Downton Abbey Season 3 Premiere: America Is Ready For More British Grandeur

The third season of Downton Abbey, the smash hit British-American period drama television series, will premiere on PBS this Sunday. 

The British TV show, which follows the aristocratic Crawley family and their servants during the early 20th century, has won over a huge American audience. Last January, 6.3 million viewers tuned in for the second season premiere on Downton, which was the second most-watched program at 9 PM on Super Bowl Sunday. The perennial U.S. obsession with English high society and Downton’s addictive characters and storyline underlie the popularity of the TV show.

The U.S. has long been devoted Anglophiles, especially when it comes to British high society. Downton follows the pattern of success set by Upstairs, Downstairs, another drama about the British aristocracy, as well as other cultural representations of English high-society such as Jane Austen novels. 

Certainly Americans love the showy display of British grandeur. Period costumes and wealthy European estates are eye candy for us U.S. viewers, who have comparatively little old-money aristocracy in our own history. The escapism provided by a romanticized view of the English upper classes and wealth removed in time and space can be irresistible during hard economic times. 

But Downton has won over audiences with its heart and compelling story. The costumes and historical backdrop add to the grandiosity of the show, but it draws strength not as a social portrait but more as a well-crafted story about compelling characters. Eldest daughter Mary is a strong-willed, self-centered, cold, yet secretly compassionate young woman who grapples with her personal desires and family obligations; Violet Crawley, the Dowager Countess played by Maggie Smith, is the hilariously snarky grandmother concerned primarily with social status and wealth, but who reveals a romantic and sensitive side in private; O’Brien, one of the maids, is ambiguous about her loyalties and willingness to manipulate others. History — the Great War, the fall of traditional European society, the technology of modernity, new money versus old money — is more of a passing comment than a central theme.

There is no class conflict between the Crawleys and their servants. So Downton is not so much about an aristocratic family adjusting to the march of the 20th century, as little about the Downton lifestyle is ever actually challenged. History affects the Crawleys only incidentally. The meat of the drama is in the main characters and their private trials, such as Matthew's and Mary's love story and Bates' mysterious past are two persistent story lines. Side-stories, such as Sybil’s rebellion, may reveal more about social turbulence based in class and gender. 

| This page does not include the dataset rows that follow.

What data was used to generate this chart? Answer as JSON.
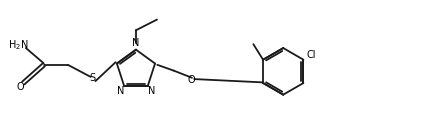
{
  "figsize": [
    4.37,
    1.33
  ],
  "dpi": 100,
  "bg_color": "#ffffff",
  "line_color": "#1a1a1a",
  "line_width": 1.3,
  "font_size": 7.0,
  "font_color": "#000000",
  "xlim": [
    0,
    13.5
  ],
  "ylim": [
    0,
    4.0
  ]
}
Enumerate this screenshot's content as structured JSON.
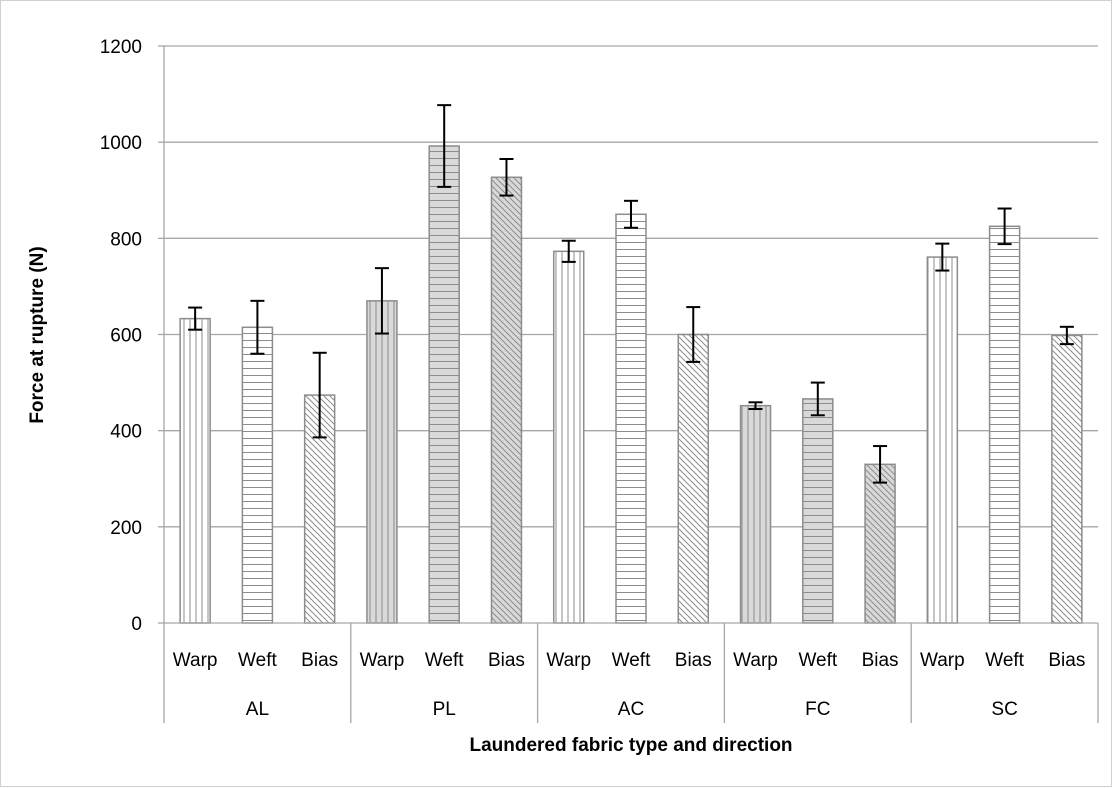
{
  "chart_data": {
    "type": "bar",
    "title": "",
    "xlabel": "Laundered fabric type and direction",
    "ylabel": "Force at rupture (N)",
    "ylim": [
      0,
      1200
    ],
    "yticks": [
      0,
      200,
      400,
      600,
      800,
      1000,
      1200
    ],
    "grid": true,
    "legend": "none",
    "groups": [
      "AL",
      "PL",
      "AC",
      "FC",
      "SC"
    ],
    "directions": [
      "Warp",
      "Weft",
      "Bias"
    ],
    "patterns": {
      "Warp": "vertical-lines",
      "Weft": "horizontal-lines",
      "Bias": "diagonal-lines"
    },
    "bars": [
      {
        "group": "AL",
        "direction": "Warp",
        "value": 633,
        "error": 23,
        "shaded": false
      },
      {
        "group": "AL",
        "direction": "Weft",
        "value": 615,
        "error": 55,
        "shaded": false
      },
      {
        "group": "AL",
        "direction": "Bias",
        "value": 474,
        "error": 88,
        "shaded": false
      },
      {
        "group": "PL",
        "direction": "Warp",
        "value": 670,
        "error": 68,
        "shaded": true
      },
      {
        "group": "PL",
        "direction": "Weft",
        "value": 992,
        "error": 85,
        "shaded": true
      },
      {
        "group": "PL",
        "direction": "Bias",
        "value": 927,
        "error": 38,
        "shaded": true
      },
      {
        "group": "AC",
        "direction": "Warp",
        "value": 773,
        "error": 22,
        "shaded": false
      },
      {
        "group": "AC",
        "direction": "Weft",
        "value": 850,
        "error": 28,
        "shaded": false
      },
      {
        "group": "AC",
        "direction": "Bias",
        "value": 600,
        "error": 57,
        "shaded": false
      },
      {
        "group": "FC",
        "direction": "Warp",
        "value": 452,
        "error": 7,
        "shaded": true
      },
      {
        "group": "FC",
        "direction": "Weft",
        "value": 466,
        "error": 34,
        "shaded": true
      },
      {
        "group": "FC",
        "direction": "Bias",
        "value": 330,
        "error": 38,
        "shaded": true
      },
      {
        "group": "SC",
        "direction": "Warp",
        "value": 761,
        "error": 28,
        "shaded": false
      },
      {
        "group": "SC",
        "direction": "Weft",
        "value": 825,
        "error": 37,
        "shaded": false
      },
      {
        "group": "SC",
        "direction": "Bias",
        "value": 598,
        "error": 18,
        "shaded": false
      }
    ]
  },
  "colors": {
    "bar_stroke": "#8c8c8c",
    "bar_fill_light": "#ffffff",
    "bar_fill_shaded": "#d9d9d9",
    "gridline": "#a6a6a6",
    "error_bar": "#000000",
    "text": "#000000"
  }
}
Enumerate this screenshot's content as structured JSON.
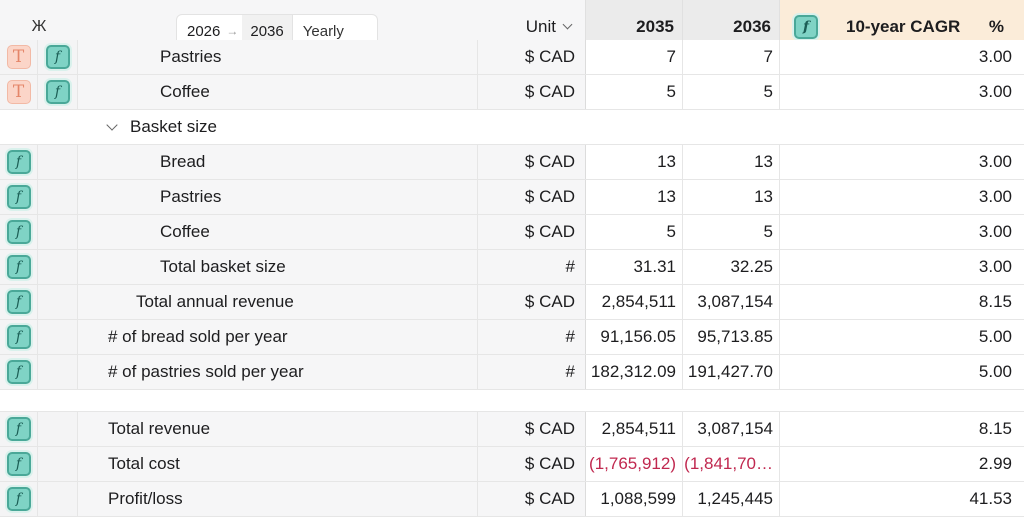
{
  "header": {
    "corner_glyph": "Ж",
    "period_from": "2026",
    "period_arrow": "→",
    "period_to": "2036",
    "frequency": "Yearly",
    "unit_label": "Unit",
    "year_1": "2035",
    "year_2": "2036",
    "cagr_label": "10-year CAGR",
    "cagr_unit": "%"
  },
  "rows": [
    {
      "id": "pastries-top",
      "icons": [
        "text",
        "fx"
      ],
      "label": "Pastries",
      "unit": "$ CAD",
      "y1": "7",
      "y2": "7",
      "cagr": "3.00"
    },
    {
      "id": "coffee-top",
      "icons": [
        "text",
        "fx"
      ],
      "label": "Coffee",
      "unit": "$ CAD",
      "y1": "5",
      "y2": "5",
      "cagr": "3.00"
    },
    {
      "id": "basket-group",
      "label": "Basket size"
    },
    {
      "id": "bread",
      "icons": [
        "fx"
      ],
      "label": "Bread",
      "unit": "$ CAD",
      "y1": "13",
      "y2": "13",
      "cagr": "3.00"
    },
    {
      "id": "pastries",
      "icons": [
        "fx"
      ],
      "label": "Pastries",
      "unit": "$ CAD",
      "y1": "13",
      "y2": "13",
      "cagr": "3.00"
    },
    {
      "id": "coffee",
      "icons": [
        "fx"
      ],
      "label": "Coffee",
      "unit": "$ CAD",
      "y1": "5",
      "y2": "5",
      "cagr": "3.00"
    },
    {
      "id": "total-basket",
      "icons": [
        "fx"
      ],
      "label": "Total basket size",
      "unit": "#",
      "y1": "31.31",
      "y2": "32.25",
      "cagr": "3.00"
    },
    {
      "id": "total-annual-revenue",
      "icons": [
        "fx"
      ],
      "label": "Total annual revenue",
      "unit": "$ CAD",
      "y1": "2,854,511",
      "y2": "3,087,154",
      "cagr": "8.15"
    },
    {
      "id": "bread-sold",
      "icons": [
        "fx"
      ],
      "label": "# of bread sold per year",
      "unit": "#",
      "y1": "91,156.05",
      "y2": "95,713.85",
      "cagr": "5.00"
    },
    {
      "id": "pastries-sold",
      "icons": [
        "fx"
      ],
      "label": "# of pastries sold per year",
      "unit": "#",
      "y1": "182,312.09",
      "y2": "191,427.70",
      "cagr": "5.00"
    },
    {
      "id": "total-revenue",
      "icons": [
        "fx"
      ],
      "label": "Total revenue",
      "unit": "$ CAD",
      "y1": "2,854,511",
      "y2": "3,087,154",
      "cagr": "8.15"
    },
    {
      "id": "total-cost",
      "icons": [
        "fx"
      ],
      "label": "Total cost",
      "unit": "$ CAD",
      "y1": "(1,765,912)",
      "y2": "(1,841,70…",
      "cagr": "2.99"
    },
    {
      "id": "profit-loss",
      "icons": [
        "fx"
      ],
      "label": "Profit/loss",
      "unit": "$ CAD",
      "y1": "1,088,599",
      "y2": "1,245,445",
      "cagr": "41.53"
    }
  ],
  "icon_glyphs": {
    "fx": "f",
    "text": "T"
  },
  "colors": {
    "negative": "#c0284f",
    "formula_badge": "#7fd3c5",
    "text_badge": "#fbd5c8",
    "cagr_header": "#fbecd9"
  }
}
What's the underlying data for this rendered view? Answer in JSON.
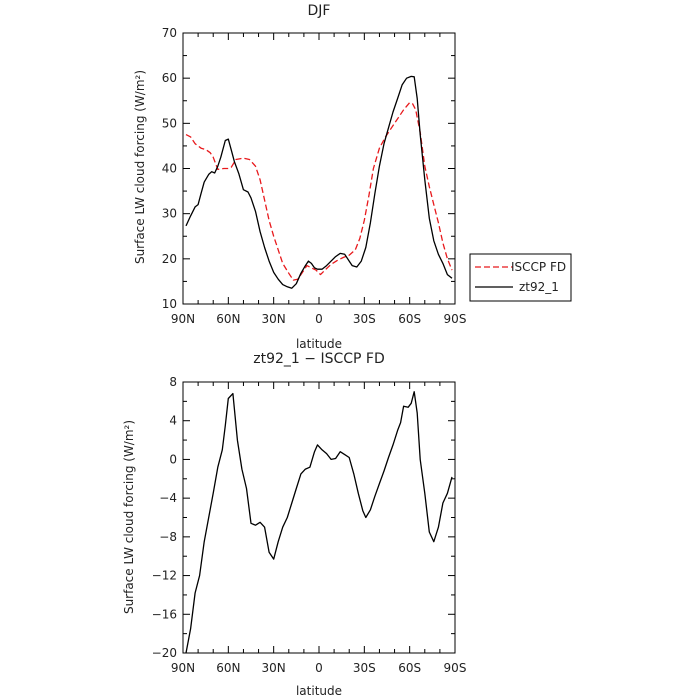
{
  "chart_data": [
    {
      "type": "line",
      "title": "DJF",
      "xlabel": "latitude",
      "ylabel": "Surface LW cloud forcing (W/m²)",
      "xlim": [
        90,
        -90
      ],
      "ylim": [
        10,
        70
      ],
      "xticks": [
        "90N",
        "60N",
        "30N",
        "0",
        "30S",
        "60S",
        "90S"
      ],
      "xtick_values": [
        90,
        60,
        30,
        0,
        -30,
        -60,
        -90
      ],
      "yticks": [
        "10",
        "20",
        "30",
        "40",
        "50",
        "60",
        "70"
      ],
      "ytick_values": [
        10,
        20,
        30,
        40,
        50,
        60,
        70
      ],
      "legend": "right",
      "series": [
        {
          "name": "ISCCP FD",
          "color": "#e8191c",
          "dash": "dashed",
          "x": [
            88,
            85,
            82,
            78,
            75,
            72,
            70,
            67,
            63,
            60,
            58,
            55,
            50,
            46,
            42,
            39,
            36,
            33,
            30,
            27,
            24,
            20,
            17,
            14,
            11,
            8,
            5,
            2,
            -1,
            -4,
            -8,
            -12,
            -16,
            -20,
            -24,
            -27,
            -30,
            -33,
            -36,
            -40,
            -44,
            -48,
            -52,
            -56,
            -60,
            -62,
            -64,
            -67,
            -70,
            -73,
            -76,
            -79,
            -82,
            -85,
            -88
          ],
          "y": [
            47.5,
            47.0,
            45.5,
            44.5,
            44.2,
            43.5,
            42.5,
            39.8,
            40.0,
            40.0,
            40.3,
            42.0,
            42.3,
            42.0,
            40.5,
            37.5,
            33.0,
            28.5,
            25.0,
            22.0,
            19.0,
            16.8,
            15.3,
            15.5,
            17.0,
            18.5,
            18.0,
            17.5,
            16.5,
            17.5,
            18.8,
            19.6,
            20.3,
            20.8,
            22.0,
            24.5,
            28.5,
            34.0,
            40.0,
            44.5,
            47.0,
            49.0,
            51.0,
            53.0,
            54.6,
            54.3,
            53.0,
            48.0,
            40.5,
            36.0,
            32.0,
            28.0,
            23.5,
            20.0,
            17.5
          ]
        },
        {
          "name": "zt92_1",
          "color": "#000000",
          "dash": "solid",
          "x": [
            88,
            85,
            82,
            80,
            78,
            76,
            73,
            71,
            69,
            67,
            65,
            62,
            60,
            58,
            56,
            53,
            50,
            47,
            45,
            42,
            39,
            36,
            33,
            30,
            27,
            24,
            21,
            18,
            15,
            12,
            9,
            7,
            5,
            3,
            1,
            -2,
            -5,
            -8,
            -11,
            -14,
            -17,
            -20,
            -22,
            -25,
            -28,
            -31,
            -34,
            -37,
            -40,
            -43,
            -46,
            -49,
            -52,
            -55,
            -58,
            -61,
            -63,
            -65,
            -67,
            -70,
            -73,
            -76,
            -79,
            -82,
            -85,
            -88
          ],
          "y": [
            27.3,
            29.5,
            31.5,
            32.0,
            34.5,
            37.0,
            38.7,
            39.3,
            39.0,
            40.5,
            42.5,
            46.2,
            46.5,
            44.0,
            41.5,
            38.8,
            35.3,
            34.8,
            33.5,
            30.5,
            26.0,
            22.5,
            19.5,
            17.0,
            15.5,
            14.3,
            13.8,
            13.5,
            14.5,
            16.8,
            18.5,
            19.5,
            19.0,
            18.0,
            17.7,
            17.7,
            18.5,
            19.5,
            20.5,
            21.2,
            21.0,
            19.5,
            18.5,
            18.2,
            19.5,
            22.5,
            28.0,
            34.5,
            40.5,
            45.5,
            49.0,
            52.5,
            55.5,
            58.5,
            60.0,
            60.4,
            60.3,
            55.5,
            47.5,
            37.5,
            29.0,
            24.0,
            21.0,
            19.0,
            16.5,
            15.7
          ]
        }
      ]
    },
    {
      "type": "line",
      "title": "zt92_1 − ISCCP FD",
      "xlabel": "latitude",
      "ylabel": "Surface LW cloud forcing (W/m²)",
      "xlim": [
        90,
        -90
      ],
      "ylim": [
        -20,
        8
      ],
      "xticks": [
        "90N",
        "60N",
        "30N",
        "0",
        "30S",
        "60S",
        "90S"
      ],
      "xtick_values": [
        90,
        60,
        30,
        0,
        -30,
        -60,
        -90
      ],
      "yticks": [
        "8",
        "4",
        "0",
        "−4",
        "−8",
        "−12",
        "−16",
        "−20"
      ],
      "ytick_values": [
        8,
        4,
        0,
        -4,
        -8,
        -12,
        -16,
        -20
      ],
      "series": [
        {
          "name": "",
          "color": "#000000",
          "dash": "solid",
          "x": [
            88,
            85,
            82,
            79,
            76,
            73,
            70,
            67,
            64,
            62,
            60,
            57,
            54,
            51,
            48,
            45,
            42,
            39,
            36,
            33,
            30,
            27,
            24,
            21,
            18,
            15,
            12,
            9,
            6,
            3,
            1,
            -2,
            -5,
            -8,
            -11,
            -14,
            -17,
            -20,
            -23,
            -26,
            -29,
            -31,
            -34,
            -37,
            -40,
            -43,
            -46,
            -49,
            -52,
            -54,
            -56,
            -59,
            -61,
            -63,
            -65,
            -67,
            -70,
            -73,
            -76,
            -79,
            -82,
            -85,
            -88
          ],
          "y": [
            -20.0,
            -17.5,
            -13.8,
            -12.0,
            -8.5,
            -6.0,
            -3.5,
            -0.8,
            1.0,
            3.5,
            6.3,
            6.8,
            2.0,
            -1.0,
            -3.0,
            -6.6,
            -6.8,
            -6.5,
            -7.0,
            -9.6,
            -10.3,
            -8.5,
            -7.0,
            -6.0,
            -4.5,
            -3.0,
            -1.5,
            -1.0,
            -0.8,
            0.8,
            1.5,
            1.0,
            0.6,
            0.0,
            0.1,
            0.8,
            0.5,
            0.2,
            -1.5,
            -3.5,
            -5.3,
            -6.0,
            -5.2,
            -3.8,
            -2.5,
            -1.2,
            0.2,
            1.5,
            3.0,
            3.8,
            5.5,
            5.4,
            5.8,
            7.0,
            4.8,
            0.0,
            -3.5,
            -7.5,
            -8.5,
            -7.0,
            -4.5,
            -3.5,
            -1.8
          ]
        }
      ]
    }
  ]
}
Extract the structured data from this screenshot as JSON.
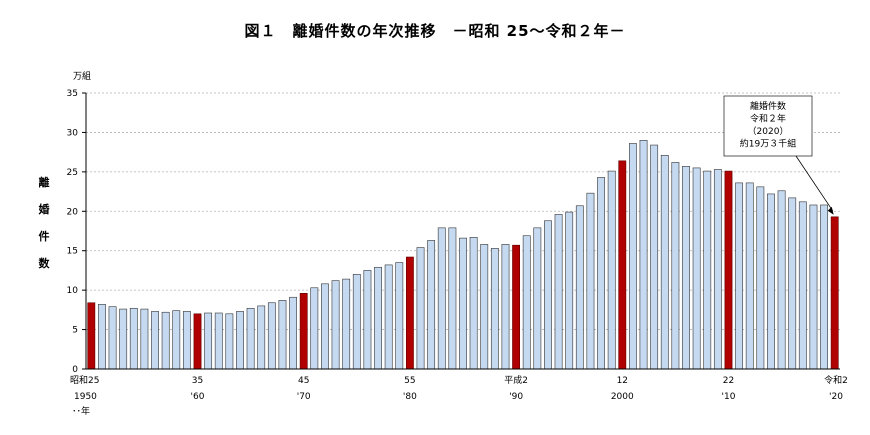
{
  "chart_data": {
    "type": "bar",
    "title": "図１　離婚件数の年次推移　－昭和 25～令和２年－",
    "unit_label": "万組",
    "ylabel_chars": [
      "離",
      "婚",
      "件",
      "数"
    ],
    "ylim": [
      0,
      35
    ],
    "yticks": [
      "0",
      "5",
      "10",
      "15",
      "20",
      "25",
      "30",
      "35"
    ],
    "grid": true,
    "years": [
      1950,
      1951,
      1952,
      1953,
      1954,
      1955,
      1956,
      1957,
      1958,
      1959,
      1960,
      1961,
      1962,
      1963,
      1964,
      1965,
      1966,
      1967,
      1968,
      1969,
      1970,
      1971,
      1972,
      1973,
      1974,
      1975,
      1976,
      1977,
      1978,
      1979,
      1980,
      1981,
      1982,
      1983,
      1984,
      1985,
      1986,
      1987,
      1988,
      1989,
      1990,
      1991,
      1992,
      1993,
      1994,
      1995,
      1996,
      1997,
      1998,
      1999,
      2000,
      2001,
      2002,
      2003,
      2004,
      2005,
      2006,
      2007,
      2008,
      2009,
      2010,
      2011,
      2012,
      2013,
      2014,
      2015,
      2016,
      2017,
      2018,
      2019,
      2020
    ],
    "values": [
      8.4,
      8.2,
      7.9,
      7.6,
      7.7,
      7.6,
      7.3,
      7.2,
      7.4,
      7.3,
      7.0,
      7.1,
      7.1,
      7.0,
      7.3,
      7.7,
      8.0,
      8.4,
      8.7,
      9.1,
      9.6,
      10.3,
      10.8,
      11.2,
      11.4,
      12.0,
      12.5,
      12.9,
      13.2,
      13.5,
      14.2,
      15.4,
      16.3,
      17.9,
      17.9,
      16.6,
      16.7,
      15.8,
      15.3,
      15.8,
      15.7,
      16.9,
      17.9,
      18.8,
      19.6,
      19.9,
      20.7,
      22.3,
      24.3,
      25.1,
      26.4,
      28.6,
      29.0,
      28.4,
      27.1,
      26.2,
      25.7,
      25.5,
      25.1,
      25.3,
      25.1,
      23.6,
      23.6,
      23.1,
      22.2,
      22.6,
      21.7,
      21.2,
      20.8,
      20.8,
      19.3
    ],
    "highlight_years": [
      1950,
      1960,
      1970,
      1980,
      1990,
      2000,
      2010,
      2020
    ],
    "xticks": [
      {
        "year": 1950,
        "era": "昭和25",
        "western": "1950"
      },
      {
        "year": 1960,
        "era": "35",
        "western": "'60"
      },
      {
        "year": 1970,
        "era": "45",
        "western": "'70"
      },
      {
        "year": 1980,
        "era": "55",
        "western": "'80"
      },
      {
        "year": 1990,
        "era": "平成2",
        "western": "'90"
      },
      {
        "year": 2000,
        "era": "12",
        "western": "2000"
      },
      {
        "year": 2010,
        "era": "22",
        "western": "'10"
      },
      {
        "year": 2020,
        "era": "令和2",
        "western": "'20"
      }
    ],
    "x_unit_label": "･･年",
    "annotation": {
      "target_year": 2020,
      "lines": [
        "離婚件数",
        "令和２年",
        "（2020）",
        "約19万３千組"
      ]
    },
    "colors": {
      "bar": "#c5d9f1",
      "bar_highlight": "#b00000",
      "bar_outline": "#333333",
      "grid": "#b3b3b3"
    }
  }
}
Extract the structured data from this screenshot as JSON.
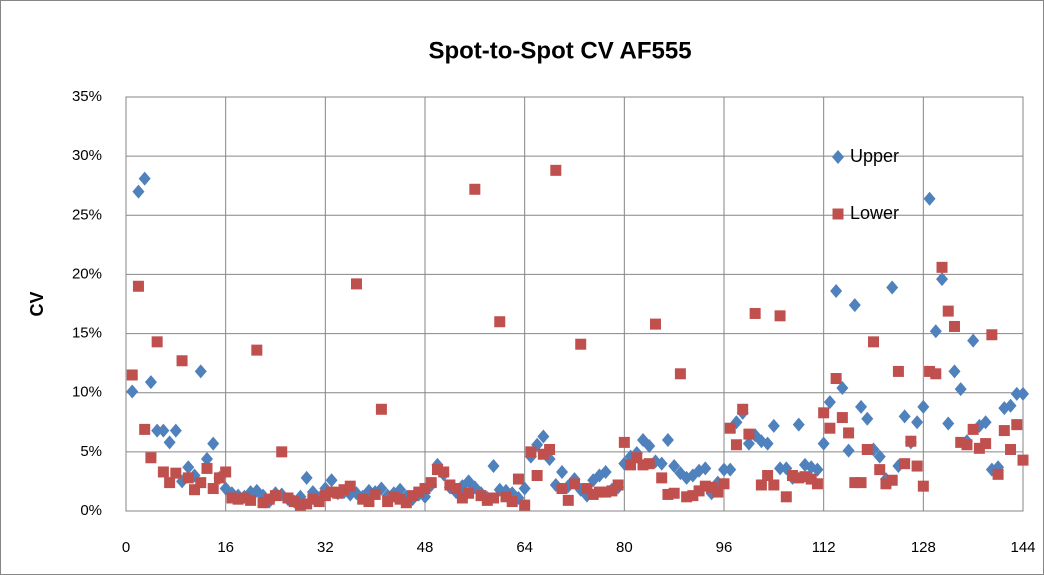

The fast pace and intrigue of the script — sex scandals, hidden family secrets — give it the addictive quality of a soap opera. Downton attracts a much younger audience than normal period dramas. Not only young women in their twenties and thirties, but also “men and even younger kids still in school” watch the show. Whether in television or on the internet, younger generations demand instant gratification. Downton provides that through killer one-liners and action-packed drama. 

The U.S. will always yearn for the luxurious escapism of European period dramas. Downton has made them even more popular with its rich characters and soap opera-esque plot.